As you also point out, that won't work for JSR or JMP. They really do have to change from emitting three bytes to just two, as would any other absolute instruction without an equivalent zero page form (no examples of which come immediately to mind). From a macro implementation point of view it's just changing
Code: Select all
JSR .macro ?addr
.byte $20
.byte <(?addr)
.byte >(?addr)
.endm
to
Code: Select all
JSR .macro ?addr
.byte $20
.byte ?addr
.endm
Since there aren't that many instructions affected, it's possible one version or the other could even be conditionally defined within one source file. A native version wouldn't be much harder than that, either.
The one less memory fetch would make them faster, wouldn't it?
One concern: bit shifting up to 32 bits becomes quite cumbersome with only single-bit shift instructions, and because there are no 8 bit units (octets), you can't take any shortcuts by shifting per octet either.
So, it seems an extension for a barrel shift instruction would be quite useful, slowing down the core by quite a bit (although you could make it a N-clock cycle instruction)
I'm glad to see others are thinking about what a nuisance having only single-bit shifts might be. Not being a hardware guy, I don't know much about what the solution might be. I don't quite see why there can't be instructions that shift by eight or 16 bits at a time either, since these are natural sizes that come up quite often regardless of how many bits are in the accumulator (for example, ASCII and Unicode character codes).
One thought regarding speed, though. Is it really such a problem? I've been told that actual sustained reading speeds of DDR2 memory chips and the like are closer to 50Mhz than the 800MHz (or whatever) burst speeds they are capable of. That would seem to match what Ed's tests are showing pretty well. Much faster and the problems of matching a faster CPU with a slower memory are going to become more prominent.

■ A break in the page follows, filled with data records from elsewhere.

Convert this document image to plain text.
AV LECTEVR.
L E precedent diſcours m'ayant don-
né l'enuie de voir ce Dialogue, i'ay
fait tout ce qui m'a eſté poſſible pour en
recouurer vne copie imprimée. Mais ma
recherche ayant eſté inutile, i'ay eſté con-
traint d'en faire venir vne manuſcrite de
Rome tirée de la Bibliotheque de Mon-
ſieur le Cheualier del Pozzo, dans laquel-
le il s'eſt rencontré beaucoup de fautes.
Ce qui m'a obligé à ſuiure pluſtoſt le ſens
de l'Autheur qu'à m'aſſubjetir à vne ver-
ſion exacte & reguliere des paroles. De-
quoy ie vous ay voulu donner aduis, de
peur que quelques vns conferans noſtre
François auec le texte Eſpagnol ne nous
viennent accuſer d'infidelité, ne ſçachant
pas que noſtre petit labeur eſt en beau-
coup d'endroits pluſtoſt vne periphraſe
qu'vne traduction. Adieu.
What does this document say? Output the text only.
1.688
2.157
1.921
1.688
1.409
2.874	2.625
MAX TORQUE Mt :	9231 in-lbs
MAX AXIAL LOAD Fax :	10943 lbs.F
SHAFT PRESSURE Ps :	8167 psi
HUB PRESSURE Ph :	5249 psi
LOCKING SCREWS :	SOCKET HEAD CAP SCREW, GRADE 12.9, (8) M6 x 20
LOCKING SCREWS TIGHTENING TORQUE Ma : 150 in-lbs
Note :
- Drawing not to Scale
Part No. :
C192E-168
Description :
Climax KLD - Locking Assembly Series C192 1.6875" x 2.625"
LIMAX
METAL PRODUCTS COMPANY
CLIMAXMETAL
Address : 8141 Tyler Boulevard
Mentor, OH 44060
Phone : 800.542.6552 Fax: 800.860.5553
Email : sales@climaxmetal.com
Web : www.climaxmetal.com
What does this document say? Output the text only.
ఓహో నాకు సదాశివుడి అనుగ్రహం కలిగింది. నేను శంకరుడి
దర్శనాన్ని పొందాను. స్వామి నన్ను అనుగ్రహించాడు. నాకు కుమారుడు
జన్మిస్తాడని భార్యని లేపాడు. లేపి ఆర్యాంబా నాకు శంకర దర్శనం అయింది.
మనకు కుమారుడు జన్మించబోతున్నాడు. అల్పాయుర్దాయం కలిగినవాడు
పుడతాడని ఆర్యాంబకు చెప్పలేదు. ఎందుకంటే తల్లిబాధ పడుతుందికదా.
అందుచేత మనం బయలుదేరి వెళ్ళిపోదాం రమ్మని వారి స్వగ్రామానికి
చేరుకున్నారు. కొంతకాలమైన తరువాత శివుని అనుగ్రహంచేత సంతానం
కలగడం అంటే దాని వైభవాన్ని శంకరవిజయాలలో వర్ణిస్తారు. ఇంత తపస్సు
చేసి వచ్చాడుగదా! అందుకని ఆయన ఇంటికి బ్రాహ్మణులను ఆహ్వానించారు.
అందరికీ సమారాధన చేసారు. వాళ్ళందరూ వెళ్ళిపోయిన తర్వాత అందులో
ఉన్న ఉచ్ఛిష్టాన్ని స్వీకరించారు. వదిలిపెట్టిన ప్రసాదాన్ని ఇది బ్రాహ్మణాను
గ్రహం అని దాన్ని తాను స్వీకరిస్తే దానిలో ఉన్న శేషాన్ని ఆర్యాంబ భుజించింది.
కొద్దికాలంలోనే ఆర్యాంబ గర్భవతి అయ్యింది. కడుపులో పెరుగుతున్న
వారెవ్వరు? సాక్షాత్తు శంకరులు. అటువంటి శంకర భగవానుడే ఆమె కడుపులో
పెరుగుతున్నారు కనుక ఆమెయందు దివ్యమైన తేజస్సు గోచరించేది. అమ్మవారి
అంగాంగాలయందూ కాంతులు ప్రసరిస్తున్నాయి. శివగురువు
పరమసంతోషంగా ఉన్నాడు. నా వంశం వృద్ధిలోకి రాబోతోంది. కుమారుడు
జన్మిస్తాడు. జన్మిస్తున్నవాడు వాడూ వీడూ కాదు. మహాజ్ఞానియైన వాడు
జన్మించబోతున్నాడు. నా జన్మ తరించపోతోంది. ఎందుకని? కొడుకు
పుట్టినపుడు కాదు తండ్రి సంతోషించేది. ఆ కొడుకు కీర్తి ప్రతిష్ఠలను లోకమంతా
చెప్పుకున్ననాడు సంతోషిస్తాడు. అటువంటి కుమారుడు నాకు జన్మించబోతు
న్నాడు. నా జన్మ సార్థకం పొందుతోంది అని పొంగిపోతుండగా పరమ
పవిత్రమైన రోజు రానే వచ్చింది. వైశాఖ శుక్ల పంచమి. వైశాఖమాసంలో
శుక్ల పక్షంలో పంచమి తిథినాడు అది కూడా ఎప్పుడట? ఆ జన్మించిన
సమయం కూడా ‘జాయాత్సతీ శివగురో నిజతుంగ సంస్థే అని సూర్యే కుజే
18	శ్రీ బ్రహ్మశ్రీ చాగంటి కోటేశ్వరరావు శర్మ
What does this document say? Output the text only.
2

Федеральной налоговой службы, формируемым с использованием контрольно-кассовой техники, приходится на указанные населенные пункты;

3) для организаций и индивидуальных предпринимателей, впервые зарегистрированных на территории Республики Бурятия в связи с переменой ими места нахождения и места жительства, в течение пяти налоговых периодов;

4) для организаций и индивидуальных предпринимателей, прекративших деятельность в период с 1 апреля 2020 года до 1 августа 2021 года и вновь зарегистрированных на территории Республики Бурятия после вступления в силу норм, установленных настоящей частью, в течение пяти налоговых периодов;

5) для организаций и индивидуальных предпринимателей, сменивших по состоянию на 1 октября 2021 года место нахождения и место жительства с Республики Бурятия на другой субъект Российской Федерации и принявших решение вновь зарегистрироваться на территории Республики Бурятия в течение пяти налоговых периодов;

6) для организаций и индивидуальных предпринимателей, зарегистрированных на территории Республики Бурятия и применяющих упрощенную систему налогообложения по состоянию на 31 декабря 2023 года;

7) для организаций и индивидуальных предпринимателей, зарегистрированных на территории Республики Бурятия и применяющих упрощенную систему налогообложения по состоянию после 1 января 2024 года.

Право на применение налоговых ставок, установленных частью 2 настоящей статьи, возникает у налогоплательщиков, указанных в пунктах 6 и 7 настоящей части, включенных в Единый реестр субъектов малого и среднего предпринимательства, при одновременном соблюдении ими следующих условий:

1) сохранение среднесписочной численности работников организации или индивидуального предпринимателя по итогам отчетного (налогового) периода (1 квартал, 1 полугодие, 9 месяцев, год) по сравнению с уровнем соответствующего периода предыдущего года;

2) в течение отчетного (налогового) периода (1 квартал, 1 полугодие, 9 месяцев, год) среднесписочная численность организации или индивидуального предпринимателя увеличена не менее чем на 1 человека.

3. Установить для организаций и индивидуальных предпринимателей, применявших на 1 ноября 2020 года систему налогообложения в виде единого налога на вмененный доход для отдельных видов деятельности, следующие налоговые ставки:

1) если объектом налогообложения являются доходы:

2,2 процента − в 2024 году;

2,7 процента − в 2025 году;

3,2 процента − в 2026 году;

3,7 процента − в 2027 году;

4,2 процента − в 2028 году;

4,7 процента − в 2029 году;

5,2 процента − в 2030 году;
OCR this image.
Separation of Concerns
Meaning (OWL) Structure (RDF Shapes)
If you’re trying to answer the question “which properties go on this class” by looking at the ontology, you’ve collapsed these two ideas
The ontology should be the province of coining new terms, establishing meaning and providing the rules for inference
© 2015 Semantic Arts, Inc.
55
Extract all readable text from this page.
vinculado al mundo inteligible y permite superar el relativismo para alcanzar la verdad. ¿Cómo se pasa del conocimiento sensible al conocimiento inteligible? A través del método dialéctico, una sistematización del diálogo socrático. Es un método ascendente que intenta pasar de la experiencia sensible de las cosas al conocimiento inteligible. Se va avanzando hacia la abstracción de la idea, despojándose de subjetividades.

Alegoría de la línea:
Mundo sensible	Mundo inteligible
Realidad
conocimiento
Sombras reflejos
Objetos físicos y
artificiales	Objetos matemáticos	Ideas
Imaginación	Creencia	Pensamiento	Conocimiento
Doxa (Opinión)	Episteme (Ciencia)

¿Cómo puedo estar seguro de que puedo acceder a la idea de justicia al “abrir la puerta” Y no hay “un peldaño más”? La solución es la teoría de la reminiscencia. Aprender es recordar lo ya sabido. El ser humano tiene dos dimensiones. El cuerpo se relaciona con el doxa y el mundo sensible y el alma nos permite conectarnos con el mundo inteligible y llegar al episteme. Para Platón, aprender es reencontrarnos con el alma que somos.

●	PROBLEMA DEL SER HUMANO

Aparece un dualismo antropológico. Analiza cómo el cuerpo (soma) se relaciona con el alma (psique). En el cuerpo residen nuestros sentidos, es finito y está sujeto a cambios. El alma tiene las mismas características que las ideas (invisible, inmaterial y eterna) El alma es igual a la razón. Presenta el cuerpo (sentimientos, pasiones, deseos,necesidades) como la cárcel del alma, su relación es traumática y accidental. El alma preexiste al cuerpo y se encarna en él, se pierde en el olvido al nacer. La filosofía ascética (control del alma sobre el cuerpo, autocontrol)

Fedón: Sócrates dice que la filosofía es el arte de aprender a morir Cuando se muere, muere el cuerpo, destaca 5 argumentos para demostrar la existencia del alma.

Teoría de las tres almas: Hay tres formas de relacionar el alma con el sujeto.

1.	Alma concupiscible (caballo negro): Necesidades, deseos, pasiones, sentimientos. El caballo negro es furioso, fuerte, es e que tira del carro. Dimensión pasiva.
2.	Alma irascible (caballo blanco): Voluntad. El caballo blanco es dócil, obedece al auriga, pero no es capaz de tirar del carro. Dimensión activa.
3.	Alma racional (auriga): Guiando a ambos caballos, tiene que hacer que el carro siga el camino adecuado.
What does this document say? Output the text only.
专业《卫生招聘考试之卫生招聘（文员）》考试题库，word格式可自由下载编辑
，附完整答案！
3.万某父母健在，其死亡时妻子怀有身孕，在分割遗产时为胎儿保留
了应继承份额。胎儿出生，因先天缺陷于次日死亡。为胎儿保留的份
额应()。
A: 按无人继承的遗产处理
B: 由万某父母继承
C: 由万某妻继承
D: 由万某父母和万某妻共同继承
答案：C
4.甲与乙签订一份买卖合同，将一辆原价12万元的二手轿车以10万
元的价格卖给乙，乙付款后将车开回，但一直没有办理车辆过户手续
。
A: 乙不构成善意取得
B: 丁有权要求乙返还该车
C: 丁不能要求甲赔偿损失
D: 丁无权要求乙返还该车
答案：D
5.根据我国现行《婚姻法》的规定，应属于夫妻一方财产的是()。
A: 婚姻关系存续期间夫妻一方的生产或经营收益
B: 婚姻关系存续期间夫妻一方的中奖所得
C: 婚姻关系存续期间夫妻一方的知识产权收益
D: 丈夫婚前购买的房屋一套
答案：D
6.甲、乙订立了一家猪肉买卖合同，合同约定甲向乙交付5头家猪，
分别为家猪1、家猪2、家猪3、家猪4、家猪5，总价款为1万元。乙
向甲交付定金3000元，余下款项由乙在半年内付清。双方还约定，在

Or am I totally off base here?
Oh, and one other thought: if there was an N-clock shift instruction, how would that affect interrupt latency? Or would it be interruptible, not atomic? I suppose from a programming point of view I'd care most only if I was trying to interface hardware of some kind, but I'm kind of curious anyway. I suppose the same question could be asked about a multiply or divide instruction, actually, unless they could be done in 6 cycles or less (unlikely without a lot of additional circuitry, I suspect).